Much of the literature on connectedness is theoretical in nature, given the rarity of financial crises and the tendency of governments to intervene when large financial institutions become distressed. Network theory is emerging as a powerful tool to analyze how asset and liability connectedness influence the propagation of shocks throughout the financial system. However, most of the literature that uses network theory to analyze financial stability makes unrealistic assumptions about bank behavior or assumes implausibly large idiosyncratic shocks. Some models do incorporate behavior consistent with the contagious runs witnessed in the 2008–2009 crisis, and may therefore shed light on the relationship between asset connectedness and contagion. Connectedness is tinder that might allow a small spark to ignite contagious runs.

1.1  Asset Connectedness

The economic literature on asset connectedness (or connectedness) supports the conclusion that asset connectedness is not likely to be a major source of systemic risk. A simple theoretical structure of asset connectedness would be the following: Bank B has direct exposure to Bank A (e.g., owning debt extended to Bank A). Bank C has direct exposure to Bank B. If Bank A fails, then the subsequent loss to Bank B through its asset exposure to Bank A causes Bank B to fail. Similarly Bank C fails due to its asset exposure to Bank B. These failures can permeate throughout the financial system via asset connectedness. Such an asset connectedness model of systemic failure has been widely studied and universally rejected as a plausible cause of the financial crisis.1 In addition these models generally consider just the fixed credit exposures without taking into account how such exposures are reduced in practice through the use of hedging collateral. For example, if Bank B’s credit quality declines, Bank A may purchase credit default swaps, which will pay off if Bank B does fail, to reduce its exposure to a Bank B failure. The literature concludes that while it is theoretically possible to have chain reactions of default, there would have to be implausibly large shocks for this to occur. This conclusion is supported by the historical record, as no large bank has ever failed as a result of losses incurred in the interbank lending market.2 Furthermore, even the existence of asset connectedness does not imply the presence of substantial risk, since much of the risk from asset connectedness exposure can be reduced through collateral, hedging, and diversification. For a detailed overview of the academic literature on asset connectedness, see the appendix.

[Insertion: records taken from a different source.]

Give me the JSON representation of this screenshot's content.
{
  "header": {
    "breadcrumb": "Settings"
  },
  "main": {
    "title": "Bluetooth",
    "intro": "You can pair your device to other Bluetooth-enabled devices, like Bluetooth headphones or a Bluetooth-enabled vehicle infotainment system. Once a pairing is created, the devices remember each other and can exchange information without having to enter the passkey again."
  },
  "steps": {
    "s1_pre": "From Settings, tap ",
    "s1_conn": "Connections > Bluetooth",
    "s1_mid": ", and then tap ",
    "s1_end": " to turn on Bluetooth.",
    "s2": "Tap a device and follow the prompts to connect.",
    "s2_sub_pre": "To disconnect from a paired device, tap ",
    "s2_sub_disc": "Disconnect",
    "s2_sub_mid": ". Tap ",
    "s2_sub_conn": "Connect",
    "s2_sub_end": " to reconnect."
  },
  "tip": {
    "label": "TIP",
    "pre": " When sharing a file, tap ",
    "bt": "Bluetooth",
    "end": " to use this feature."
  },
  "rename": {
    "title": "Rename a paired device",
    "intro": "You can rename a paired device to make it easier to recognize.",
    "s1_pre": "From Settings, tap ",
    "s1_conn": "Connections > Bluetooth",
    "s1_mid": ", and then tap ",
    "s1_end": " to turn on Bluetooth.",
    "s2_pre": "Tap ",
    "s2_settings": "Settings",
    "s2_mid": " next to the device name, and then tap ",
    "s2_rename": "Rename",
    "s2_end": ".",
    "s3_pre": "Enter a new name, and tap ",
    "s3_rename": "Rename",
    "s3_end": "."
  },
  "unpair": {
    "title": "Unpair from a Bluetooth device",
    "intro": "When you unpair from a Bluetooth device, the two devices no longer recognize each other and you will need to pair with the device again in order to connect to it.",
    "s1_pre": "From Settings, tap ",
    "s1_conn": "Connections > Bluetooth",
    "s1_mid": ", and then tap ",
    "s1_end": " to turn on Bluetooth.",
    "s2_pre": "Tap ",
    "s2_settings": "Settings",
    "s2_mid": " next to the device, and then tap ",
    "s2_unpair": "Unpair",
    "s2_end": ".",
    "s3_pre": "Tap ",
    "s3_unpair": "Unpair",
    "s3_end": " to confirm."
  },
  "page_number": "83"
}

1.2  Liability Connectedness

Modern financial markets are a highly complex system of financial institutions with a high degree of interdependence and interconnections. Financial institutions are not only connected through exposure on the asset side of the balance sheet, as discussed above, but also on the liability side through funding relationships, referred to herein as “liability connectedness.” As part II demonstrates, Lehman’s failure did not present liability connectedness issues, primarily because Lehman was not a significant funder of the US financial system. Moreover money market funds, which some have suggested are potential sources of liability connectedness as heavy investors in the short-term liabilities of banks, were not, as shown in part II, a significant source of systemic risk. For a more detailed overview of the academic literature on liability connectedness, see the appendix. Overall, the real story of liability connectedness is contagion.